US Military testing whether human pilots can trust robot wingmen in a dogfight – IOTW Report

US Military testing whether human pilots can trust robot wingmen in a dogfight

American Military News: A U.S. military research program is advancing the study of humans and machines working together by testing how well pilots and artificially intelligent entities trust each other in one of the most challenging of tasks: aerial combat, or dogfighting.

The idea behind DARPA’s  Air Combat Evolution, or ACE, program, is that human fighter pilots will soon be flying alongside increasingly capable drones — dubbed “Loyal Wingmen” — that will help evade other fighters and air defenses. Military leaders often describe the F-35 Joint Strike Fighter as a kind of flying command center, with the human operator working less like a traditional pilot and more like a team captain. The craft is loaded with AI features that pilots say make it easier to fly than traditional fighters. That enables the pilot to digest and put to use the immense amount of data the F-35 pulls in.

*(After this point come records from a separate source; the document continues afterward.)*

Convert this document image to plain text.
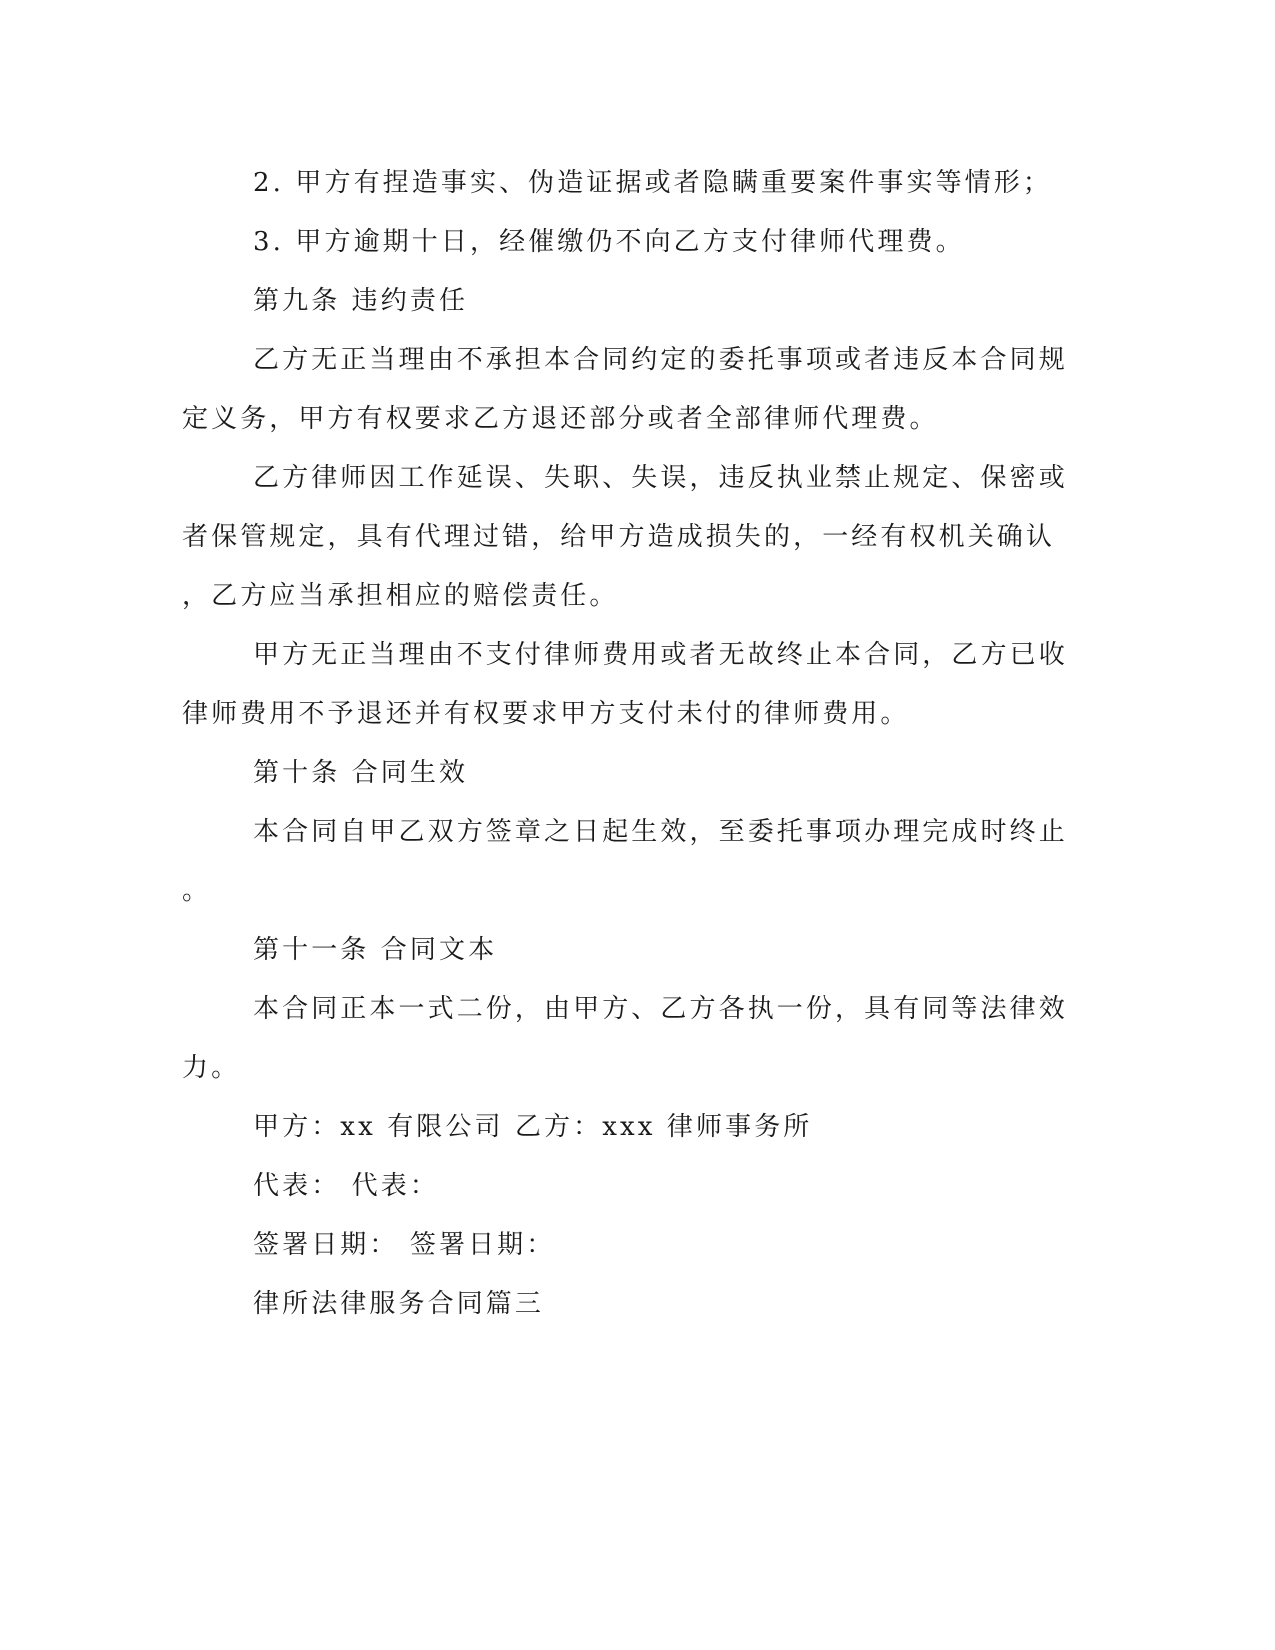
2. 甲方有捏造事实、伪造证据或者隐瞒重要案件事实等情形；
3. 甲方逾期十日，经催缴仍不向乙方支付律师代理费。
第九条 违约责任
乙方无正当理由不承担本合同约定的委托事项或者违反本合同规
定义务，甲方有权要求乙方退还部分或者全部律师代理费。
乙方律师因工作延误、失职、失误，违反执业禁止规定、保密或
者保管规定，具有代理过错，给甲方造成损失的，一经有权机关确认
，乙方应当承担相应的赔偿责任。
甲方无正当理由不支付律师费用或者无故终止本合同，乙方已收
律师费用不予退还并有权要求甲方支付未付的律师费用。
第十条 合同生效
本合同自甲乙双方签章之日起生效，至委托事项办理完成时终止
。
第十一条 合同文本
本合同正本一式二份，由甲方、乙方各执一份，具有同等法律效
力。
甲方：xx 有限公司 乙方：xxx 律师事务所
代表： 代表：
签署日期： 签署日期：
律所法律服务合同篇三
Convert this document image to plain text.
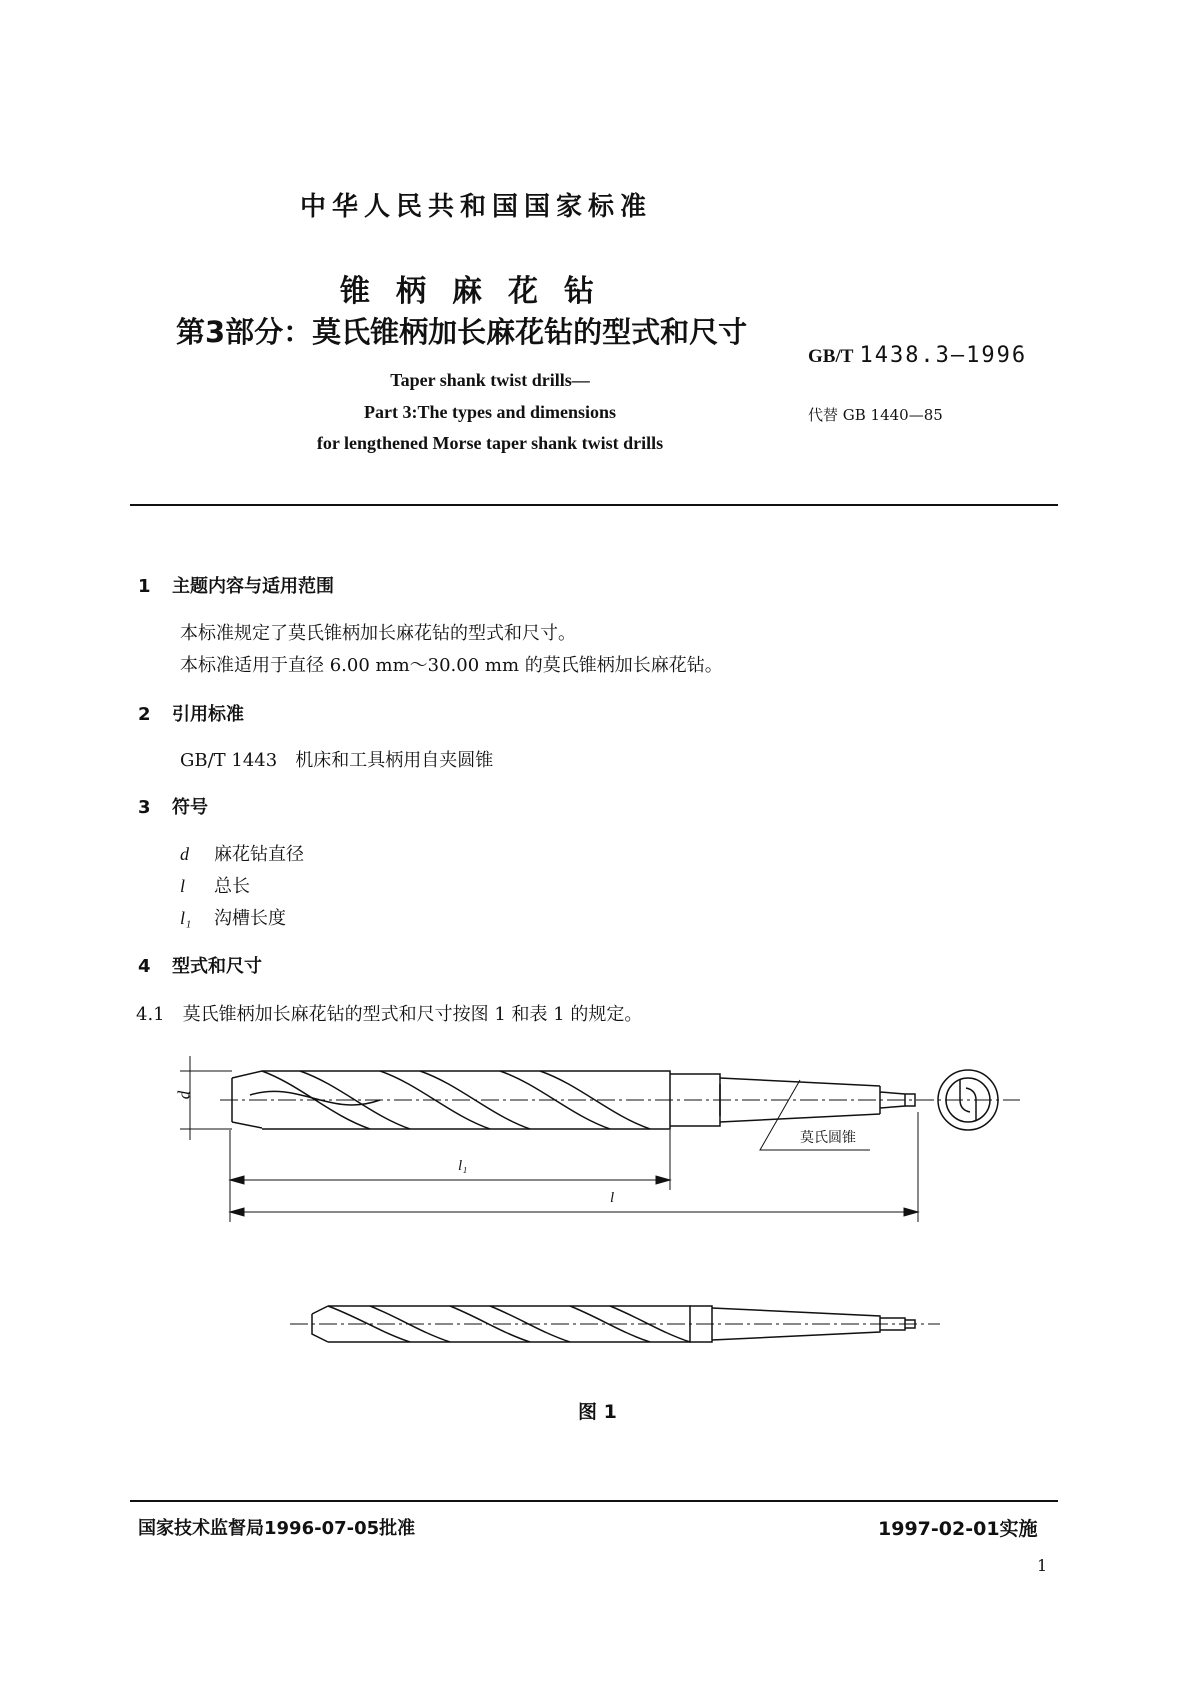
中华人民共和国国家标准
锥柄麻花钻
第3部分：莫氏锥柄加长麻花钻的型式和尺寸
GB/T 1438.3—1996
代替 GB 1440—85
Taper shank twist drills—
Part 3:The types and dimensions
for lengthened Morse taper shank twist drills
1 主题内容与适用范围
本标准规定了莫氏锥柄加长麻花钻的型式和尺寸。
本标准适用于直径 6.00 mm～30.00 mm 的莫氏锥柄加长麻花钻。
2 引用标准
GB/T 1443　机床和工具柄用自夹圆锥
3 符号
d 麻花钻直径
l 总长
l₁ 沟槽长度
4 型式和尺寸
4.1　莫氏锥柄加长麻花钻的型式和尺寸按图 1 和表 1 的规定。
d
l₁
l
莫氏圆锥
图 1
国家技术监督局1996-07-05批准	1997-02-01实施
1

So human pilots will be flying and surrounded by increasingly intelligent, and lethal, weapons. This brings up big concerns about what many in the arms control community call lethal autonomy — basically, killer robots.  But military leaders are very fond of reminding people that their 2012 doctrine prefers a human on-the-loop in lethal decisions. That’s why the question of measuring trust between humans and AI assistants is critical. It’s one thing to measure how well you trust your smartphone’s driving directions; it’s much harder to measure how well highly trained fighter pilots to trust experimental AI software when death is on the line.  more here

17 Comments on US Military testing whether human pilots can trust robot wingmen in a dogfight

  1. …I work with robots. One set of them are autonomous cargo handlers that follow constellations of targets with a rotating laser, the rest are various size and purpose robot arms.

    The three things you need to understand about robots:
    1) they do not care.
    2) they are only as good as the human mind that programmed them.
    3) they act on fallable inputs with fallable outputs.

    Programming is a one-man birthday party. You don’t get any presents you don’t bring. Once a robot is put in motion by its end user, it will follow the program according to its inputs until the program says make an output.

    In all probability, the programmer is NOT a fighter pilot, so he will not THINK like a fighter pilot, he will think like a programmer. This nay frustrate a fighter pilot when he sees an enemy escape when by doing something HE could have predicted, but the programmer could NOT, because the programmer is NOT a fighter pilot.

    If it encounters a condition it is not programmed for, it cannot resolve the situation on its own and will fault. In aircraft terms, this is where an autopilot disconnects, because a human needs to make the decision.

    If it gets bad input it will behave based on this bad input. This may be what doomed the Max8 aircraft, because a computer got bad feedback from a faulty angle of attack sensor.

    As far as not caring, it just doesn’t. It won’t deviate from its programming to save a human pilot because it can’t, and it doesn’t care. It can’t put 110% effort into downing an enemy asset because it can’t. It doesn’t care. It can’t notice other possible intelligence information en route to the target because it isn’t programmed to, and it doesn’t care.

    They don’t have patriotism, love, hate, loyalty or pity. They just do what they are told.

    And what’s programmed can be reprogrammed. It can be hacked from the ground, by an angry ground crew, an enemy that’s been given intelligence by Democrats, or a rouge pilot. The “Terminator” movies kind of handled this well, where idetical robots did completely opposed things…because they were programmed to. They acted what we would call good and bad, but that’s because someone TOLD them to. They had no sense of it themselves because they had no sense at all.

    They were just machines.

    There’s a LOT more to it, but at the end of the day, no, you CAN’T trust them.

    Trust is for humans.

    Machines are never worthy of it…and they
    Just.
    Don’t.
    Care.

    6
  2. I flew single seat fighters for 22 years, including the F-16C. I don’t see a human ever trusting a robot at 500 mph in a combat environment.
    Choose humans or robots to do the job, but don’t mix the two.

    4
  3. Iceman:
    “Maverick, it’s not your flying, it’s your attitude. The enemy’s dangerous, but right now you’re worse. Dangerous and foolish. You may not like who’s flying with you, but whose side are you on?”

    Iceman = Trump
    Maverick = John Mccain

    3
  4. All this computerized drone stuff will work great until one of two things happen:
    1. The NORKs detonate a nuke 150 miles above the US
    Or
    2. Some 15 year old kid figures out how to hack into one.